His next stop was Mississippi, USA and the infant who was initiated on treatment within days of birth in 2010, tested negative and remained suppressed for 27 months, a record in terms of period an individual has remained suppressed without antiretroviral treatment. Again, hope was rekindled and thoughts of an AIDS free generation sprouted. Eliminating HIV in the young ensures that mother-to-child transmission of HIV will no longer be a concern, that infants born infected with the disease no longer had to be exposed to life-long antiretroviral drugs and the associated toxicities and that we, the research community, were that much closer to eliminating this scourge to human health. Alas, it was not to be for on the next leg of this journey, Melbourne, Australia and the International AIDS conference July 2014. The conference followed on the heels of the staggering announcement that the Mississippi baby was found to have detectable viral load and was, in fact, not cured but had rebounded. While extremely disappointing, this child represented the hope that a cure is not inconceivable and a wealth of lessons learnt that would certainly inform future research in the field.
Finally, Dr van Zyl stopped off in his hometown of Cape Town and outlined his own research where he undertook highly sensitive qPCR assays to detect HIV RNA and DNA at single copy levels. This work was conducted in Pittsburgh, USA and was supported by a Fogarty Award that Dr van Zyl received. His preliminary findings revealed distinct viral kinetics in infants infected in-utero or during labour, diagnosed early (within 2 months of birth) and initiated immediately on ART. One of the primary challenges he outlined in cure research is accurately detecting low-level viremia. Current viral detection and quantification methods are not sensitive and reliable enough to detect virus at single-copy levels, they require specialised techniques or large volumes of blood making them challenging and prohibitive on a larger scale. As in the past with the Berlin patient and the Mississippi baby, declaring a patient 'cured' may be premature without the ability to access latently infected cells that may be sequestered within remote or impenetrable anatomical sites. The same is true for antiretroviral treatment that may not permeate to every anatomical and cellular site of HIV infection.
While Dr van Zyl highlighted these challenges inherent to research towards a cure for HIV he was hopeful that such a panacea would be forthcoming. All is not bleak, he emphasised but we do have a ways to go before we can declare that we do indeed have a cure for HIV.
As part of the Africa Centre MRC Flagship seminar series held monthly in the KRITH Building, NRMSM, UKZN, Dr Gert van Zyl presented a talk titled 'Antiretroviral therapy initiated before 2-months-of-age reduces transcriptionally active HIV-1 DNA persistence' on the 19th September 2014.
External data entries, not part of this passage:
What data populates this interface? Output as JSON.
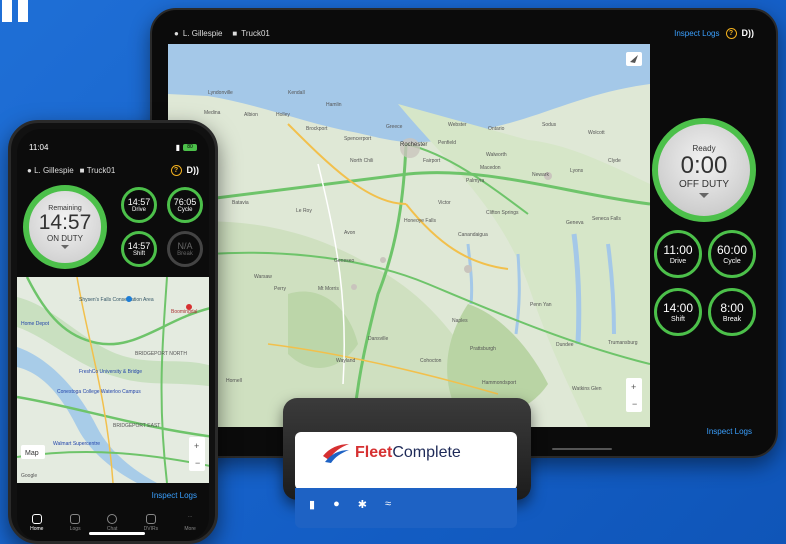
{
  "tablet": {
    "driver": "L. Gillespie",
    "truck": "Truck01",
    "inspect_top": "Inspect Logs",
    "help": "?",
    "status_icon": "D))",
    "ready": {
      "label": "Ready",
      "time": "0:00",
      "status": "OFF DUTY"
    },
    "timers": [
      {
        "value": "11:00",
        "label": "Drive"
      },
      {
        "value": "60:00",
        "label": "Cycle"
      },
      {
        "value": "14:00",
        "label": "Shift"
      },
      {
        "value": "8:00",
        "label": "Break"
      }
    ],
    "inspect_bottom": "Inspect Logs",
    "map_cities": [
      "Rochester",
      "Fairport",
      "North Chili",
      "Spencerport",
      "Brockport",
      "Greece",
      "Webster",
      "Penfield",
      "Ontario",
      "Walworth",
      "Macedon",
      "Palmyra",
      "Newark",
      "Sodus",
      "Wolcott",
      "Clyde",
      "Lyons",
      "Batavia",
      "Le Roy",
      "Avon",
      "Honeoye Falls",
      "Victor",
      "Clifton Springs",
      "Canandaigua",
      "Geneseo",
      "Mt Morris",
      "Warsaw",
      "Perry",
      "Dansville",
      "Naples",
      "Penn Yan",
      "Dundee",
      "Geneva",
      "Seneca Falls",
      "Trumansburg",
      "Watkins Glen",
      "Hammondsport",
      "Cohocton",
      "Prattsburgh",
      "Hornell",
      "Wayland",
      "Lyndonville",
      "Medina",
      "Albion",
      "Holley",
      "Kendall",
      "Hamlin"
    ]
  },
  "phone": {
    "time": "11:04",
    "battery": "80",
    "driver": "L. Gillespie",
    "truck": "Truck01",
    "remaining": {
      "label": "Remaining",
      "time": "14:57",
      "status": "ON DUTY"
    },
    "timers": [
      {
        "value": "14:57",
        "label": "Drive"
      },
      {
        "value": "76:05",
        "label": "Cycle"
      },
      {
        "value": "14:57",
        "label": "Shift"
      },
      {
        "value": "N/A",
        "label": "Break"
      }
    ],
    "map_labels": [
      "Shysen's Falls Conservation Area",
      "Boomingdal",
      "Home Depot",
      "BRIDGEPORT NORTH",
      "Conestoga College Waterloo Campus",
      "Walmart Supercentre",
      "BRIDGEPORT EAST",
      "FreshCo University & Bridge",
      "Google"
    ],
    "map_button": "Map",
    "inspect": "Inspect Logs",
    "nav": [
      "Home",
      "Logs",
      "Chat",
      "DVIRs",
      "More"
    ]
  },
  "device": {
    "brand_a": "Fleet",
    "brand_b": "Complete"
  },
  "colors": {
    "accent_green": "#4cc04a",
    "link_blue": "#3aa0ff",
    "bg_blue": "#1560c8"
  }
}
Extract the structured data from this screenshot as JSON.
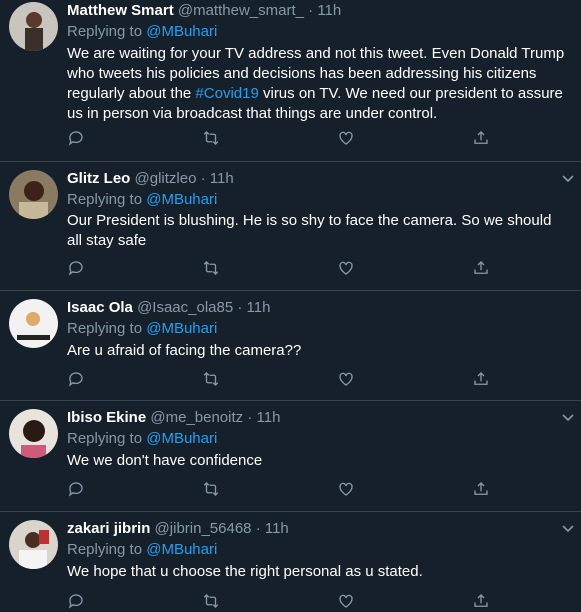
{
  "tweets": [
    {
      "name": "Matthew Smart",
      "handle": "@matthew_smart_",
      "time": "11h",
      "replying_to": "Replying to",
      "mention": "@MBuhari",
      "text_before": "We are waiting for your TV address and not this tweet. Even Donald Trump who tweets his policies and decisions has been addressing his citizens regularly about the ",
      "hashtag": "#Covid19",
      "text_after": " virus on TV. We need our president to assure us in person via broadcast that things are under control."
    },
    {
      "name": "Glitz Leo",
      "handle": "@glitzleo",
      "time": "11h",
      "replying_to": "Replying to",
      "mention": "@MBuhari",
      "text": "Our President is blushing. He is so shy to face the camera. So we should all stay safe"
    },
    {
      "name": "Isaac Ola",
      "handle": "@Isaac_ola85",
      "time": "11h",
      "replying_to": "Replying to",
      "mention": "@MBuhari",
      "text": "Are u afraid of facing the camera??"
    },
    {
      "name": "Ibiso Ekine",
      "handle": "@me_benoitz",
      "time": "11h",
      "replying_to": "Replying to",
      "mention": "@MBuhari",
      "text": "We we don't have confidence"
    },
    {
      "name": "zakari jibrin",
      "handle": "@jibrin_56468",
      "time": "11h",
      "replying_to": "Replying to",
      "mention": "@MBuhari",
      "text": "We hope that u choose the right personal as u stated."
    }
  ],
  "separator": "·",
  "icons": [
    "reply-icon",
    "retweet-icon",
    "like-icon",
    "share-icon",
    "more-caret-icon"
  ],
  "colors": {
    "background": "#15202b",
    "link": "#1da1f2",
    "muted": "#8899a6",
    "border": "#38444d"
  }
}
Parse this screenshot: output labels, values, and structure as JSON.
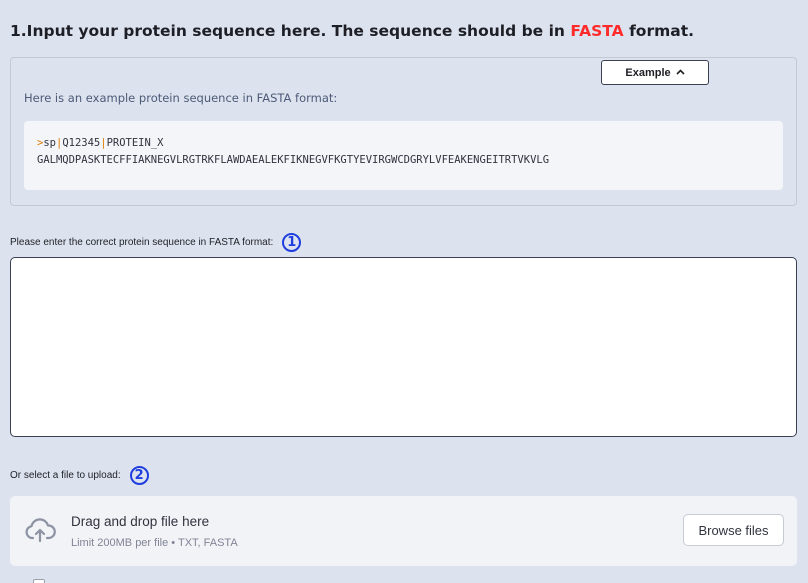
{
  "section": {
    "heading_before": "1.Input your protein sequence here. The sequence should be in ",
    "heading_accent": "FASTA",
    "heading_after": " format."
  },
  "example": {
    "button_label": "Example",
    "button_icon": "chevron-up-icon",
    "caption": "Here is an example protein sequence in FASTA format:",
    "code_gt": ">",
    "code_db": "sp",
    "code_pipe": "|",
    "code_acc": "Q12345",
    "code_name": "PROTEIN_X",
    "code_seq": "GALMQDPASKTECFFIAKNEGVLRGTRKFLAWDAEALEKFIKNEGVFKGTYEVIRGWCDGRYLVFEAKENGEITRTVKVLG"
  },
  "sequence_input": {
    "label": "Please enter the correct protein sequence in FASTA format:",
    "step": "1",
    "value": ""
  },
  "upload": {
    "label": "Or select a file to upload:",
    "step": "2",
    "icon": "cloud-upload-icon",
    "title": "Drag and drop file here",
    "limit": "Limit 200MB per file • TXT, FASTA",
    "browse_label": "Browse files"
  },
  "colors": {
    "background": "#dde3ee",
    "accent_red": "#ff2b2b",
    "step_blue": "#1f3ee0",
    "code_orange": "#e07b00"
  }
}
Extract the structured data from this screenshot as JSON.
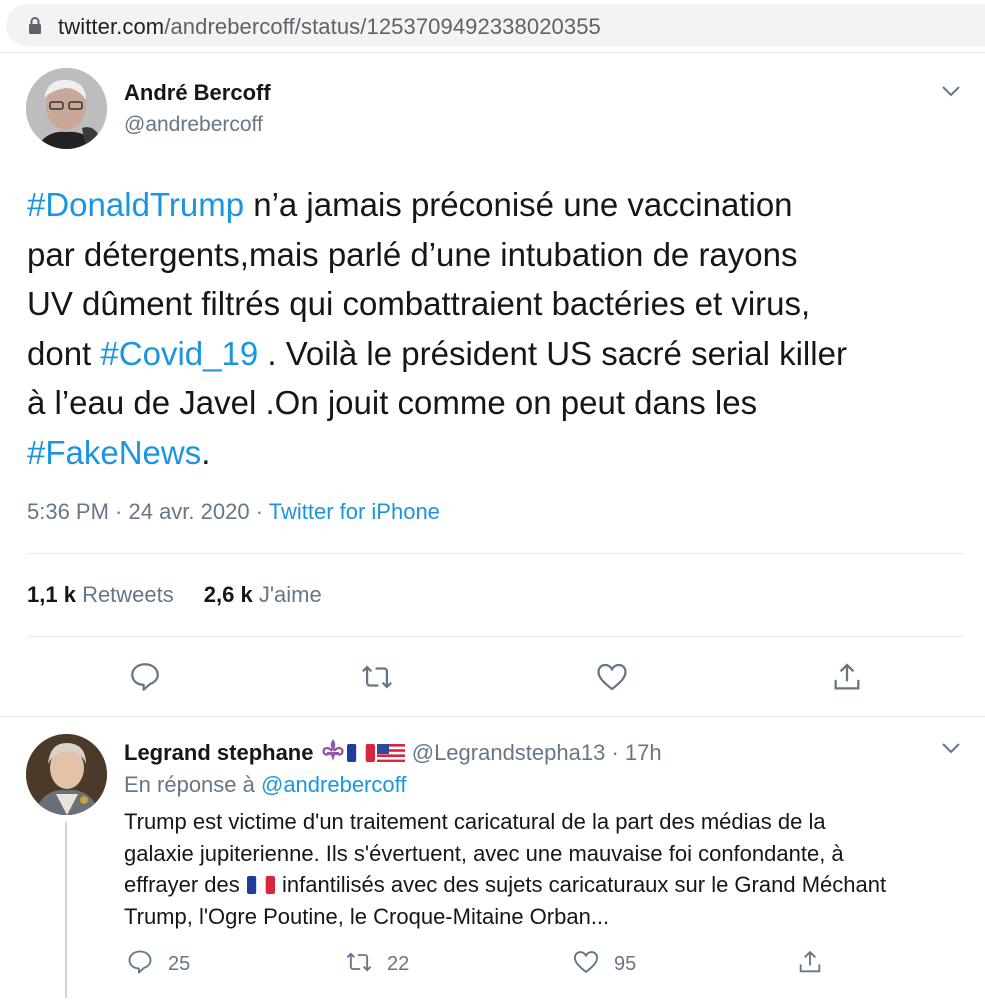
{
  "browser": {
    "url_domain": "twitter.com",
    "url_path": "/andrebercoff/status/1253709492338020355"
  },
  "tweet": {
    "author_name": "André Bercoff",
    "author_handle": "@andrebercoff",
    "text": {
      "l1_hashtag": "#DonaldTrump",
      "l1_rest": " n’a jamais préconisé une vaccination",
      "l2": "par détergents,mais parlé d’une intubation de rayons",
      "l3": "UV dûment filtrés qui combattraient  bactéries et virus,",
      "l4_pre": "dont ",
      "l4_hashtag": "#Covid_19",
      "l4_rest": " . Voilà le président US sacré serial killer",
      "l5": "à l’eau de Javel .On jouit  comme on peut dans les",
      "l6_hashtag": "#FakeNews",
      "l6_rest": "."
    },
    "time_date": "5:36 PM · 24 avr. 2020 · ",
    "source": "Twitter for iPhone",
    "retweets_count": "1,1 k",
    "retweets_label": "Retweets",
    "likes_count": "2,6 k",
    "likes_label": "J'aime"
  },
  "reply": {
    "author_name": "Legrand stephane",
    "author_handle": "@Legrandstepha13",
    "time": " · 17h",
    "in_reply_prefix": "En réponse à ",
    "in_reply_mention": "@andrebercoff",
    "text": {
      "l1": "Trump est victime d'un traitement caricatural de la part des médias de la",
      "l2": "galaxie jupiterienne. Ils s'évertuent, avec une mauvaise foi confondante, à",
      "l3_pre": "effrayer des ",
      "l3_post": " infantilisés avec des sujets caricaturaux sur le Grand Méchant",
      "l4": "Trump, l'Ogre Poutine, le Croque-Mitaine Orban..."
    },
    "replies_count": "25",
    "retweets_count": "22",
    "likes_count": "95"
  },
  "icons": {
    "lock": "lock-icon",
    "chevron": "chevron-down-icon",
    "reply": "reply-icon",
    "retweet": "retweet-icon",
    "like": "heart-icon",
    "share": "share-icon",
    "fleur": "fleur-de-lis-icon",
    "flag_fr": "flag-france-icon",
    "flag_us": "flag-usa-icon"
  },
  "colors": {
    "link": "#1b95e0",
    "muted": "#657786",
    "text": "#14171a"
  }
}
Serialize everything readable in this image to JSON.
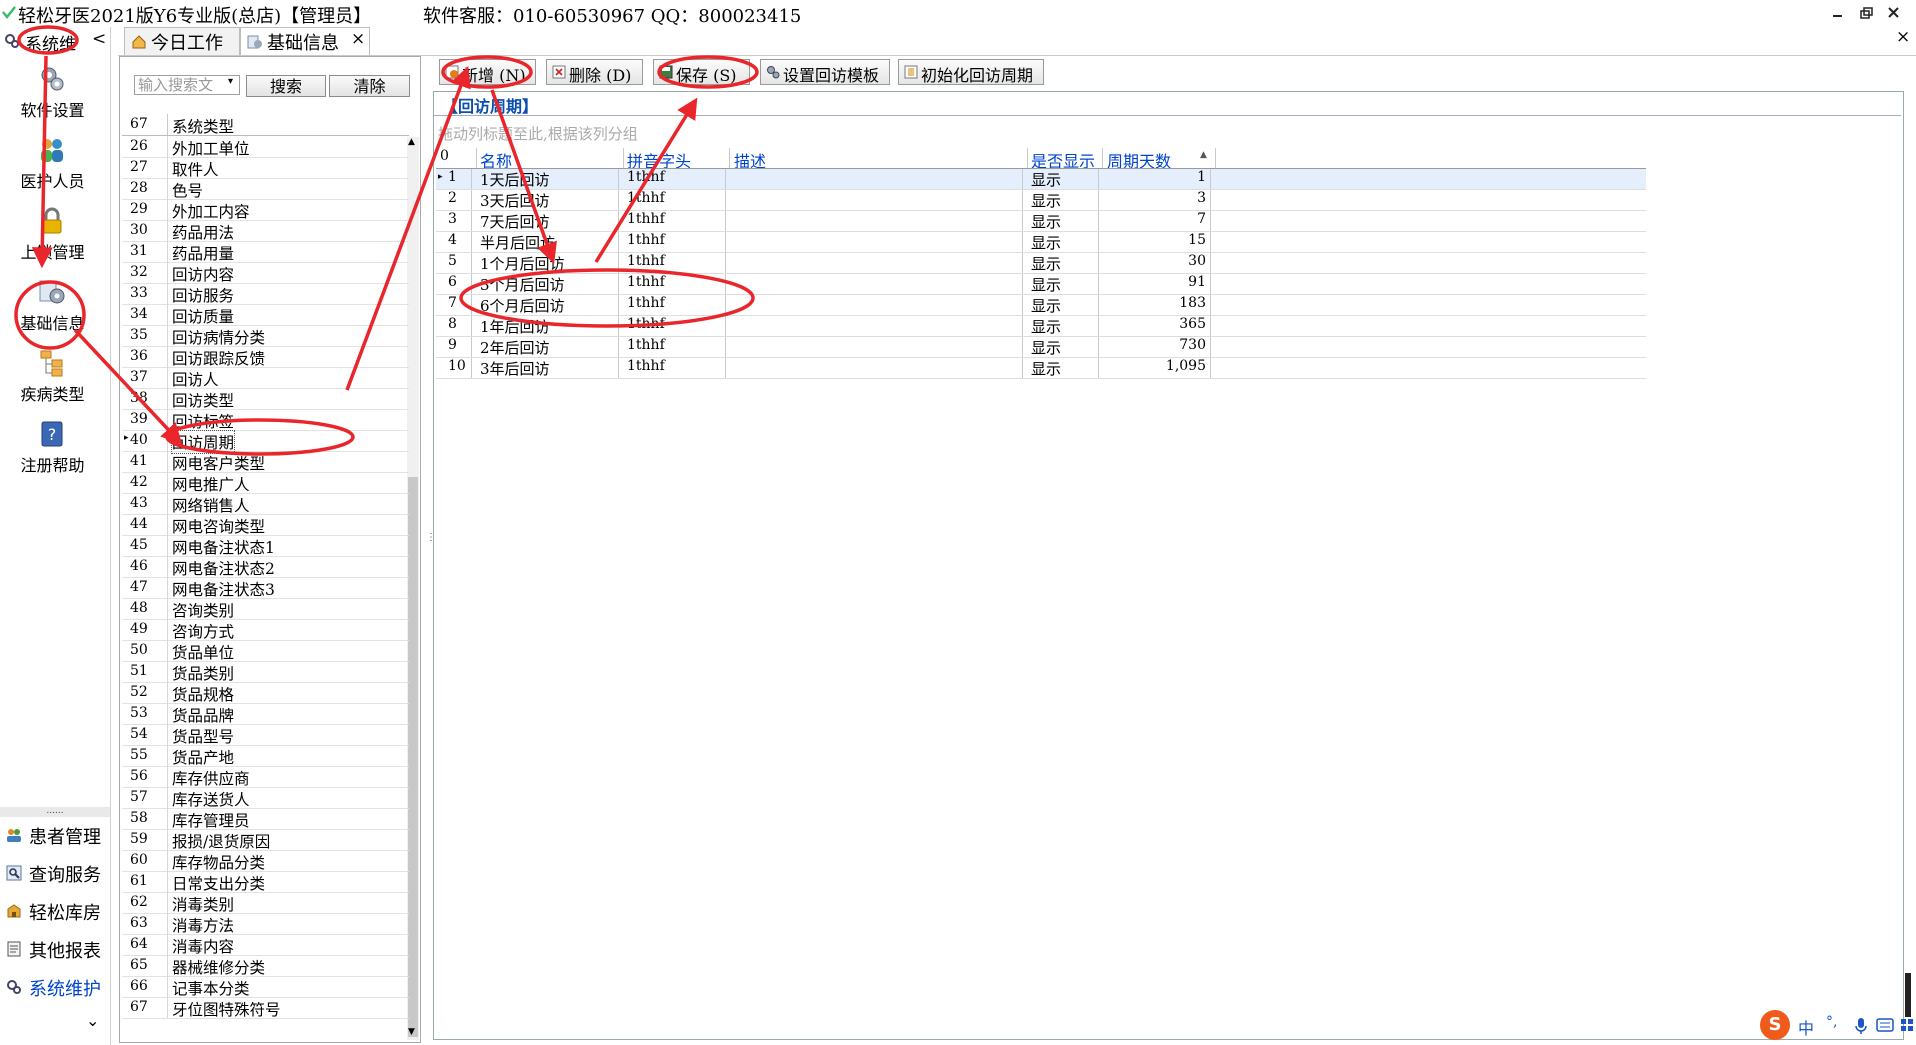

Gert van Zyl (MBChB, FCPath(SA) Virology, PhD) is a South African trained medical doctor, who specialized in Virological Pathology. He is working for the South African National Health Laboratory Service at Tygerberg Academic Hospital, Cape Town, and is affiliated with Stellenbosch University, Division Medical Virology, where his roles include a diagnostic consultation service, laboratory quality assurance, research, undergraduate teaching and postgraduate supervision. His research interest lies in failure monitoring, antiretroviral resistance testing, factors associated with antiretroviral failure and resistance in adults and children from resource limited settings. Recently he has become involved in the study of HIV-1 persistence in children on long-term antiretroviral therapy collaborating with Prof Mark Cotton, Stellenbosch University, Dr John Mellors, University of Pittsburgh and Dr Mary Kearney, National Cancer Institute, USA.